The bulk of this debt is held by people between the ages of 18 and 35. Many of these collegiate attendees and graduates are unemployed, or working jobs below a pay rate that will allow them to pay their monthly loan amount, and sustain their own residence.

This is an economic calamity because the problem will magnify the housing bust, and prolongs the economic recession, as any wages they are able to secure will be all sucked up by rent, food and high student loan payments, leaving close to zero dollars of spendable income that need to be used to support local businesses.

Look no further than the blatant enslavement by the liberal Democrats who control the public school systems across the country.

From the high schools failing to adequately prepare the students to be proficient in the core subjects like reading, math and the sciences, to the collegiate admissions office and the student loan managers handing out $30,000 (per year) of debt like candy.
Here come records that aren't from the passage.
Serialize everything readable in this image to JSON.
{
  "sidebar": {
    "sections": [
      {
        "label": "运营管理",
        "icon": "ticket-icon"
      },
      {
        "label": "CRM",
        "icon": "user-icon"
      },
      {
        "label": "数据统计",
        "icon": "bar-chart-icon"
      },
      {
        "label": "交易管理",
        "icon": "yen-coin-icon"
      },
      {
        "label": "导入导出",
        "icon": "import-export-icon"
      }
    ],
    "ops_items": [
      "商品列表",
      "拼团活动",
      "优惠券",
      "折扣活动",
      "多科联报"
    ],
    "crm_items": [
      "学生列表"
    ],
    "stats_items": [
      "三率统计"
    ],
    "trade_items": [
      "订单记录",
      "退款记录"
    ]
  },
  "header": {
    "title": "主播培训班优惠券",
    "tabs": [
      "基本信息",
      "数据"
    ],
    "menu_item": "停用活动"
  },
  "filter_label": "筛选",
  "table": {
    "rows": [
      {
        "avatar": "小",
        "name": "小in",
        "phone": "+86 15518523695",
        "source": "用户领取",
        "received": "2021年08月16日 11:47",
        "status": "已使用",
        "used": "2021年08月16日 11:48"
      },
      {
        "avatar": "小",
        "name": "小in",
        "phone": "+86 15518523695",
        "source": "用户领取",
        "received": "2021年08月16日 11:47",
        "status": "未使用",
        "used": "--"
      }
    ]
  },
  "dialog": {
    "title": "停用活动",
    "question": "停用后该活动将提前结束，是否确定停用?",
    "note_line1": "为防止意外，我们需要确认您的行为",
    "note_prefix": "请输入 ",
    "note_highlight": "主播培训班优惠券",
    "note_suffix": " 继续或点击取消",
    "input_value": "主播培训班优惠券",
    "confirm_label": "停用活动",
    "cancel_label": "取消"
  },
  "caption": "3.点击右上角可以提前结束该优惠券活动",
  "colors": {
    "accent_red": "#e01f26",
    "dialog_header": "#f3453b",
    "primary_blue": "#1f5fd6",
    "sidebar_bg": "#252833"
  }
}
While the academy pushes subpar students into the college debt cycle, they (purposely, in my opinion) refuse to inform the general studies majors that the reality is the entry level jobs for nonskilled degrees is $24,000 or less.

The public has been duped into this mentality as being acceptable. Now people protest Wall Street? No. You’ve got the wrong villain! Wake up – it’s the academy!

Patrick Scully

Alfred

LePage has not earned respect from the public

In a recent Another View column authored by Barbara T. Ladner of Wayne, she scolds Bill Nemitz for not showing more respect for our governor.

I would ask Ms. Ladner where was Gov. LePage’s respect for the NAACP when he told that organization of Maine citizens to “kiss my butt”?

When the governor removed the murals from the walls of the Department of Labor, he disparaged objectors as “idiots.” He was being not only disrespectful, but blatantly insulting toward his own constituents.

Where was his respect for the president of the United States when the governor vowed to make headlines that read “Gov. LePage tells Obama to go to hell”?

Ladner calls Bill Nemitz “insulting, condescending and downright rude.” I would apply the same description to the governor whom she is so ardently defending.

It is impossible to show any respect for Gov. LePage when he does not extend the same courtesy to a majority of citizens of the state he was elected to govern.

To deserve respect you must first earn it.

Phyllis Kamin

Cumberland 

U.S. money spent on wars would be better used here 

All the politicians from the president on down talk about cutting spending, and yet we keep our troops in harm’s way in Iraq and Afghanistan and are spending billions in taxpayers’ money to build new roads, bridges and highways there when our own are falling apart.

We are not welcome in these countries, so bring our troops home and spend those billions here in this country and save the lives of hundreds of our young people.